Now, let’s take a deeper look at a couple of public-listed companies helping advance the tech:

#1. NVIDIA (NVDA)

Nvidia is at the forefront of AI hardware, developing GPUs and AI platforms that power machine learning, deep learning, and AI model training. Its hardware is important for AI development across industries.

finviz dynamic chart for  NVDA

With a market cap of $2.85 trillion, the company shares are currently trading at $116, up 134.24% YTD. It has an EPS (TTM) of 2.13, a P/E (TTM) of 54.48, and a dividend yield of 0.03%. For Q2 2024, the company reported $30 billion in revenue, up 15% from the previous quarter and a whopping 122% from a year ago. Nvidia’s GAAP earnings per diluted share was $0.67, up 168% from a year ago. Meanwhile, $15.4 bln was returned to shareholders in the form of shares in the first half of the year. The company also completed a ten-for-one forward stock split in this quarter.

“NVIDIA achieved record revenues as global data centers are in full throttle to modernize the entire computing stack with accelerated computing and generative AI.”

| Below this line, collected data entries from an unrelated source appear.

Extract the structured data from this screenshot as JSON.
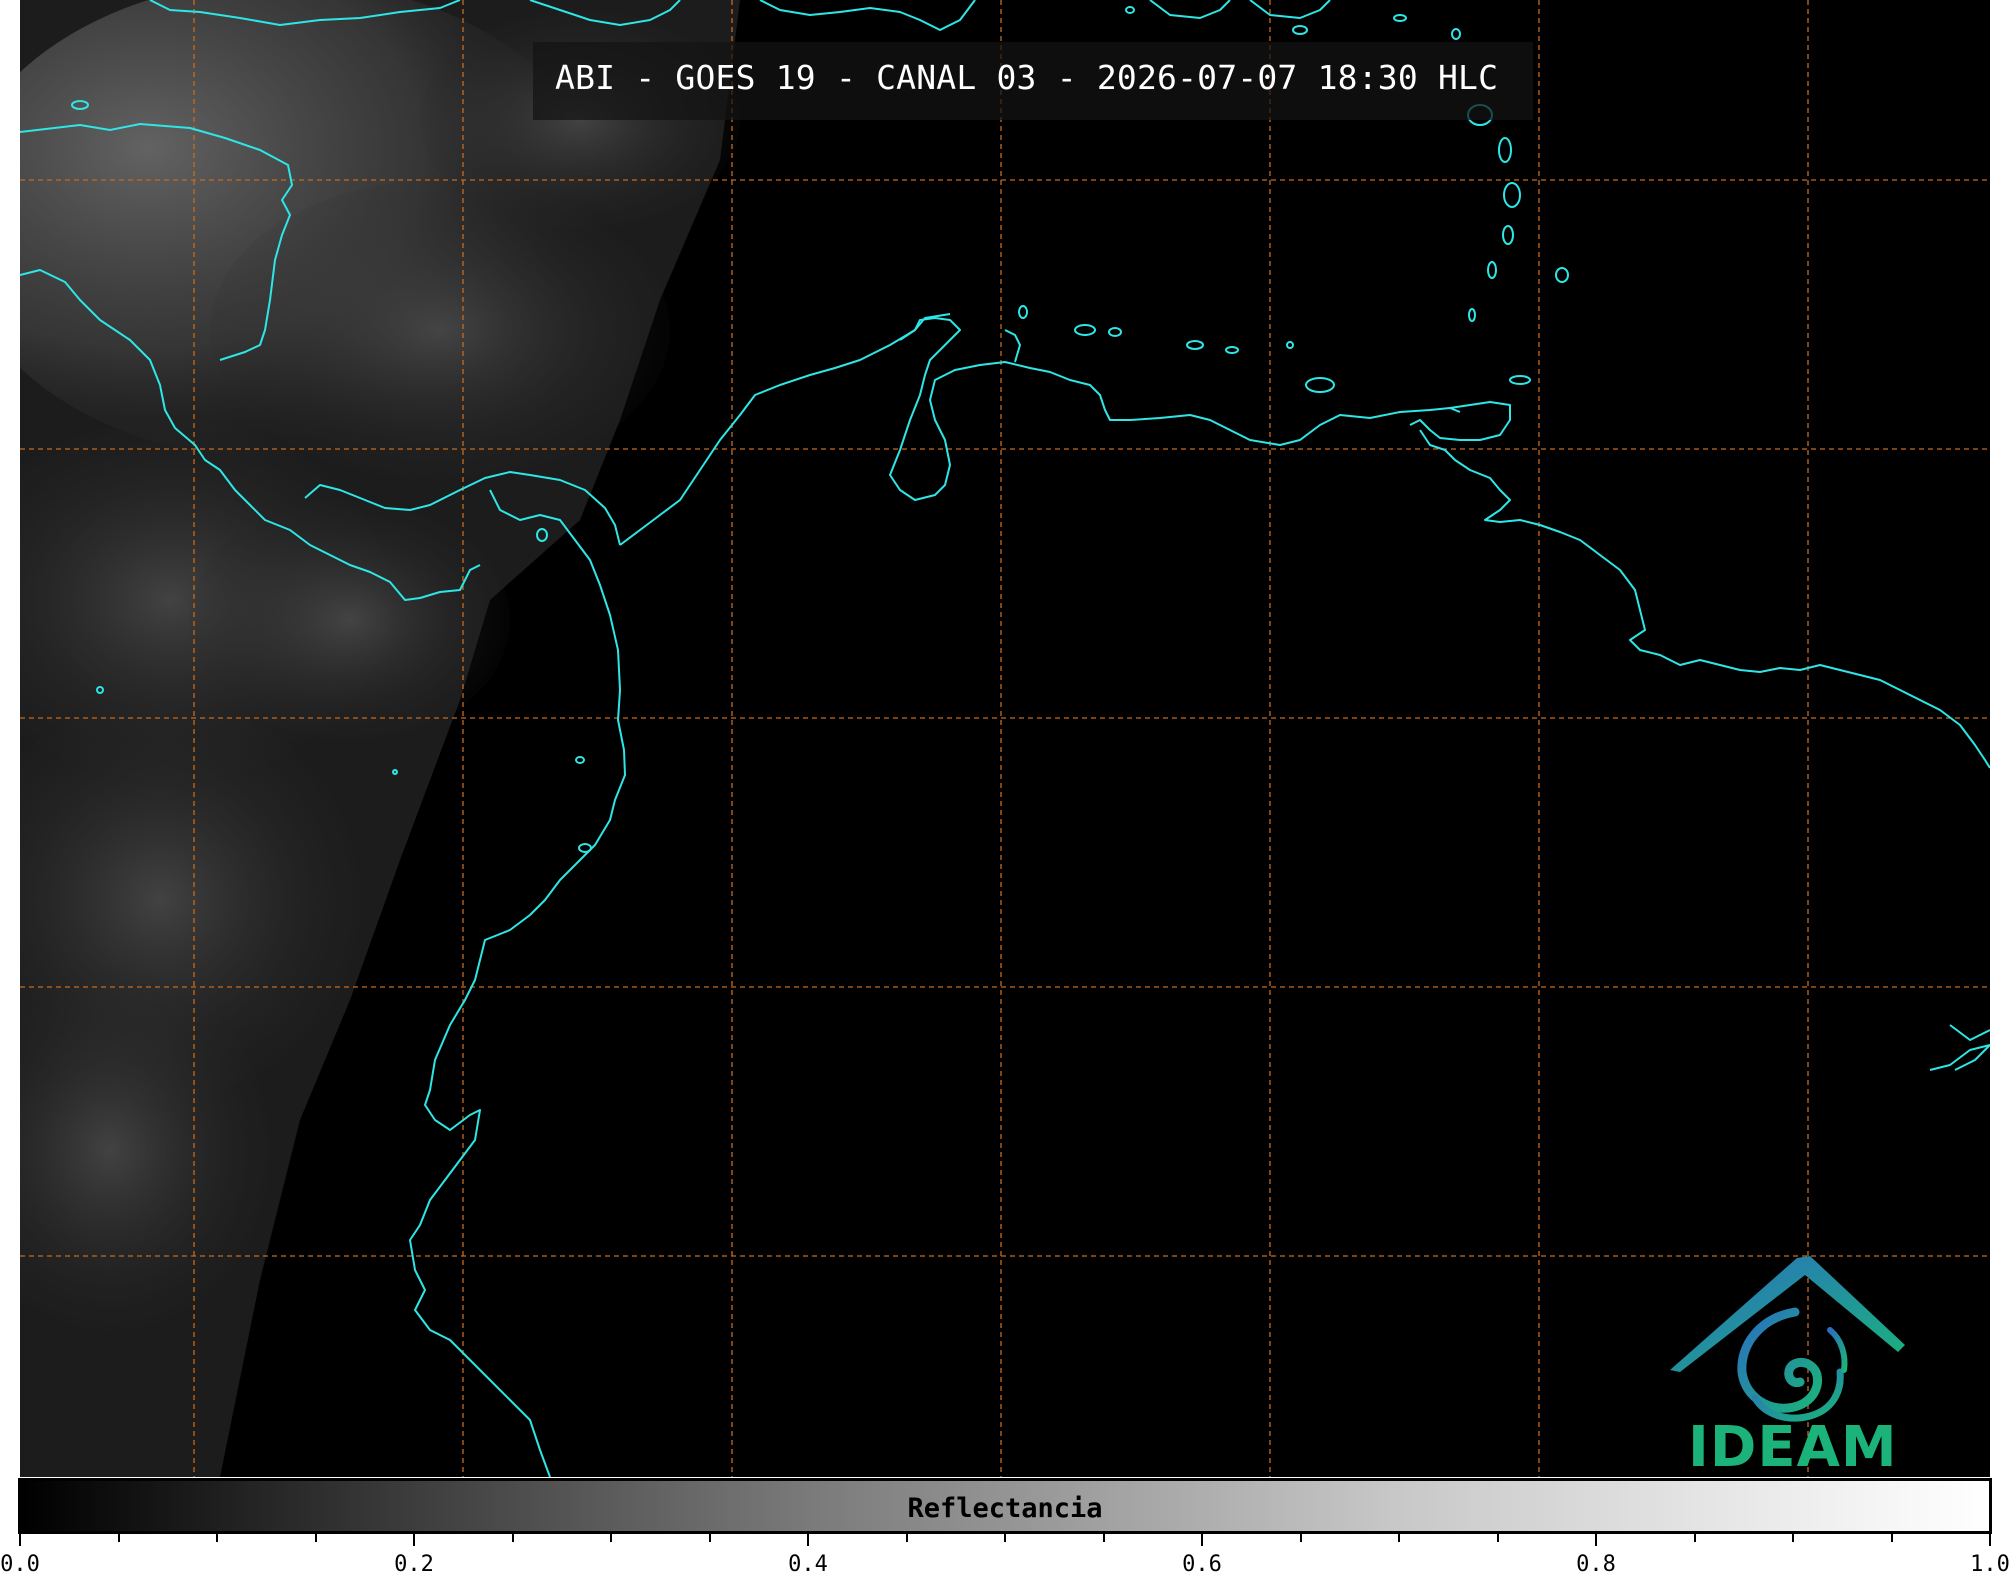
{
  "title": "ABI - GOES 19 - CANAL 03 - 2026-07-07 18:30 HLC",
  "logo": {
    "text": "IDEAM",
    "colors": {
      "text": "#1bb37a",
      "arc_start": "#2a6fc0",
      "arc_end": "#1bb37a"
    }
  },
  "map": {
    "gridline_color": "#c86a1e",
    "coastline_color": "#2ee6e6",
    "background_color": "#000000",
    "cloud_color": "#6a6a6a"
  },
  "colorbar": {
    "label": "Reflectancia",
    "range": [
      0.0,
      1.0
    ],
    "major_ticks": [
      "0.0",
      "0.2",
      "0.4",
      "0.6",
      "0.8",
      "1.0"
    ],
    "minor_tick_step": 0.05,
    "colors": [
      "#000000",
      "#ffffff"
    ]
  }
}
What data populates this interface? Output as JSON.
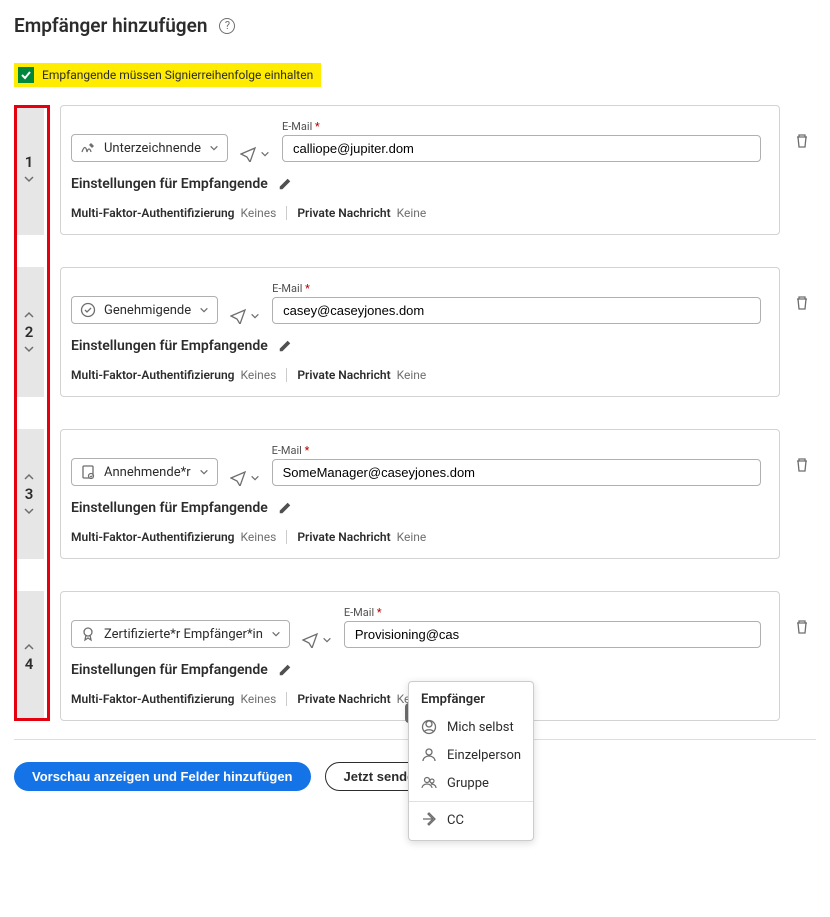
{
  "header": {
    "title": "Empfänger hinzufügen"
  },
  "checkbox": {
    "label": "Empfangende müssen Signierreihenfolge einhalten"
  },
  "labels": {
    "email": "E-Mail",
    "settings": "Einstellungen für Empfangende",
    "mfa": "Multi-Faktor-Authentifizierung",
    "none": "Keines",
    "private": "Private Nachricht",
    "none2": "Keine"
  },
  "recipients": [
    {
      "order": "1",
      "role": "Unterzeichnende",
      "email": "calliope@jupiter.dom"
    },
    {
      "order": "2",
      "role": "Genehmigende",
      "email": "casey@caseyjones.dom"
    },
    {
      "order": "3",
      "role": "Annehmende*r",
      "email": "SomeManager@caseyjones.dom"
    },
    {
      "order": "4",
      "role": "Zertifizierte*r Empfänger*in",
      "email": "Provisioning@cas"
    }
  ],
  "popup": {
    "title": "Empfänger",
    "items": [
      "Mich selbst",
      "Einzelperson",
      "Gruppe",
      "CC"
    ]
  },
  "buttons": {
    "preview": "Vorschau anzeigen und Felder hinzufügen",
    "send": "Jetzt senden"
  }
}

– Founder and CEO Jensen Huang

He added:

“Generative AI will revolutionize every industry.”

#2. Microsoft (MSFT)

This tech giant is integrating AI across its products, such as Azure AI and the Copilot feature in Microsoft 365. One of the best AI moves from Microsoft has been its heavy investment in OpenAI, the company behind ChatGPT, further expanding its reach in generative AI.

finviz dynamic chart for  MSFT

With a market cap of $3.23 trillion, the company shares are currently trading at $433.55, up 15.75% YTD. It has an EPS (TTM) of 11.80, a P/E (TTM) of 36.89, and a dividend yield of 0.76%. For the quarter ending June 30, 2024, the company reported $22 bln in net profit.

Recently, Microsoft announced an increase of over 10% in its quarterly dividend and said that it would buy back as much as $60 billion in stock. The new repurchase program, however, can be canceled at any time.

Meanwhile, Microsoft is collaborating with BlackRock and other companies to raise $100 bln to develop data centers for AI and energy infrastructure to power their AI workloads.

“We are committed to ensuring AI helps advance innovation and drives growth across every sector of the economy.”

– CEO Satya Nadella

Conclusion

Overall, AI holds tremendous potential to transform industries, improve productivity, and revolutionize economic systems. While private investment has grown significantly, governments are now also recognizing its promise and calling for inclusive, safe, and responsible adoption.

As Macklem noted, AI is still in its early days, though it is already disrupting existing industries and creating new ones. So, it’s high time that governments have a clear, strategic plan in place to capture its potential and lead the way.